Brown brought up the 2020 veterinary guidelines that rejected nitrogen hypoxia for euthanizing most mammals.

“While we’re polling the group,” Rep. Dani Isaacsohn, D-Cincinnati, chimed in, “I am opposed to the death penalty.”

Isaacsohn expressed skepticism at capital punishment’s deterrent effect. He noted the gruesome cases supporters reference only underscore its ineffectiveness. Tobin acknowledged, “the death penalty has unquestionably lost some of its deterrent effect, as we’ve drawn out that appeals process over the years.” But he insisted “justice sometimes just demands more.”

Committee chair Rep. Bob Peterson, R-Selina, cut in, to redirect debate toward nitrogen hypoxia rather than the death penalty writ large.

Rep.

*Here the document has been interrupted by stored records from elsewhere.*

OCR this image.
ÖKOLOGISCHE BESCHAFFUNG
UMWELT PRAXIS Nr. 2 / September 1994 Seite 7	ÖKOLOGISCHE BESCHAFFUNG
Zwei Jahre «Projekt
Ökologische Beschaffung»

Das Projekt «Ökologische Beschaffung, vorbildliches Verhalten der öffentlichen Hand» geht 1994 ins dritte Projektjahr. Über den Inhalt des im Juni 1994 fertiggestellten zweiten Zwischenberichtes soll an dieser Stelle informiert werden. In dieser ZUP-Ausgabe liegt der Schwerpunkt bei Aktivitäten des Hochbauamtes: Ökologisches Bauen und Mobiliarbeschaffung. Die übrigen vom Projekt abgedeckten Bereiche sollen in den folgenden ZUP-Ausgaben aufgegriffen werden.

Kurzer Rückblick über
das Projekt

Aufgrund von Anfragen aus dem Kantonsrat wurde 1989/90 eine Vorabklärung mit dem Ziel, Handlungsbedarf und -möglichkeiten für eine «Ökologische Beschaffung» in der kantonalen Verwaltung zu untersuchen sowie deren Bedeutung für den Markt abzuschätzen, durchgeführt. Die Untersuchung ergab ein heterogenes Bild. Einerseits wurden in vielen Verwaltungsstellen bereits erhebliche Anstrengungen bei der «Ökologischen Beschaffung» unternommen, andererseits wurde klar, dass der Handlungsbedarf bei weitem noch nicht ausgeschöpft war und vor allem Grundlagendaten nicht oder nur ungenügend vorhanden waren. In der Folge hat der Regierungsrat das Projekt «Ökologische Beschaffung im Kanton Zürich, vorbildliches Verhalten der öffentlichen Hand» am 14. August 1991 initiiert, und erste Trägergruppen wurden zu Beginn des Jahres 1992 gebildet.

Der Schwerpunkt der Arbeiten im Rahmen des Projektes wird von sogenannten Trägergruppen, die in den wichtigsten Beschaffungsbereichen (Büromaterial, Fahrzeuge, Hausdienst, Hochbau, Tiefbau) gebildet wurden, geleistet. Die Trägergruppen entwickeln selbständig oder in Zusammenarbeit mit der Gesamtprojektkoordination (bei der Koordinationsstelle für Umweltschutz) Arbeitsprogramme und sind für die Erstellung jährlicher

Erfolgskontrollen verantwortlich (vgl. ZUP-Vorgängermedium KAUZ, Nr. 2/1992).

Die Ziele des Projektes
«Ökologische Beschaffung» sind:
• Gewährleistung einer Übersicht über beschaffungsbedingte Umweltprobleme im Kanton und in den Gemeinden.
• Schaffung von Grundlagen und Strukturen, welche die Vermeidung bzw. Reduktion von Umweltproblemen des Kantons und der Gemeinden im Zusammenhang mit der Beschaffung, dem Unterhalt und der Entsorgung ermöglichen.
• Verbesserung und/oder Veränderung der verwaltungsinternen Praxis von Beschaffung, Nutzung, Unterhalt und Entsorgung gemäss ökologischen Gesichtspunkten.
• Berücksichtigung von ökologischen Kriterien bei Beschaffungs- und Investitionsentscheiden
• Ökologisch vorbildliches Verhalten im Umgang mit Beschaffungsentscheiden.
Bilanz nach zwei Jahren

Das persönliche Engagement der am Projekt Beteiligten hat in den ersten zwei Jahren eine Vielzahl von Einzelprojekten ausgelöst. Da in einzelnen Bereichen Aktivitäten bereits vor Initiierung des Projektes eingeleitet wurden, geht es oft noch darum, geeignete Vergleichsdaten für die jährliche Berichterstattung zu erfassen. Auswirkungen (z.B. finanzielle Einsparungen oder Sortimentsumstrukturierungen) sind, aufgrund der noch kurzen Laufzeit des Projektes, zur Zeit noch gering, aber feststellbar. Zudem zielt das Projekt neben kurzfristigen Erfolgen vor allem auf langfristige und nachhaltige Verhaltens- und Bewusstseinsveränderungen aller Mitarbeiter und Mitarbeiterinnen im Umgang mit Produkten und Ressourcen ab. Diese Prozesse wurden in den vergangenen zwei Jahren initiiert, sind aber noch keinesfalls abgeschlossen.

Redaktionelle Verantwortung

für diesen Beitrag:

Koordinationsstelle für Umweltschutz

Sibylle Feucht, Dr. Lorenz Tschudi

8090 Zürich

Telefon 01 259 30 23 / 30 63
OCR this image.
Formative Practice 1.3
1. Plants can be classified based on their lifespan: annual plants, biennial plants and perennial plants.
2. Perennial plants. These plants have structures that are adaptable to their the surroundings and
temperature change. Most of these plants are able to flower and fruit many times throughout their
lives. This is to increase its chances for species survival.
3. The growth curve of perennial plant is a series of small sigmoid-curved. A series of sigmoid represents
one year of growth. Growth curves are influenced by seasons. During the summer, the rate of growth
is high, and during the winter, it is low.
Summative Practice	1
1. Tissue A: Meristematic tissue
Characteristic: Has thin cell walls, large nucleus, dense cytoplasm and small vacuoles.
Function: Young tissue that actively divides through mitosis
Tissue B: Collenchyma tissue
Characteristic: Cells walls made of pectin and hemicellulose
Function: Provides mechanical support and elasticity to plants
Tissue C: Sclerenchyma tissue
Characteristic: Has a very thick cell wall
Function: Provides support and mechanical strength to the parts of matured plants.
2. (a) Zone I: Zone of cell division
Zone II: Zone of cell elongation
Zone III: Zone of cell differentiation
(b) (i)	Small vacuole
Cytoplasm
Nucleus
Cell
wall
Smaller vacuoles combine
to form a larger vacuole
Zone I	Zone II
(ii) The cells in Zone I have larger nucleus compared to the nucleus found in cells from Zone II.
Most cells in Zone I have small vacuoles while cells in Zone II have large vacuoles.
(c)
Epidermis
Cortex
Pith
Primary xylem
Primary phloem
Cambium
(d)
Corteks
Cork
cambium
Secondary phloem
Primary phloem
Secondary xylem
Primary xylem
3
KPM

Bill Seitz, R-Cincinnati, took up a different provision related to confidentiality for companies providing the materials for executions.

“Do you think by doing that,” Seitz asked Tobin, “we might suddenly be able to get the supply of the three-drug protocol that we were somehow unable to get for these many years?”

“I think that is certainly the hope,” he said before allowing, “obviously I can’t predict that that will come to fruition.” Tobin noted some of the states that have continued carrying out executions have those confidentiality protections in place. “And I have to believe that that has provided them greater access maybe than Ohio,” he said.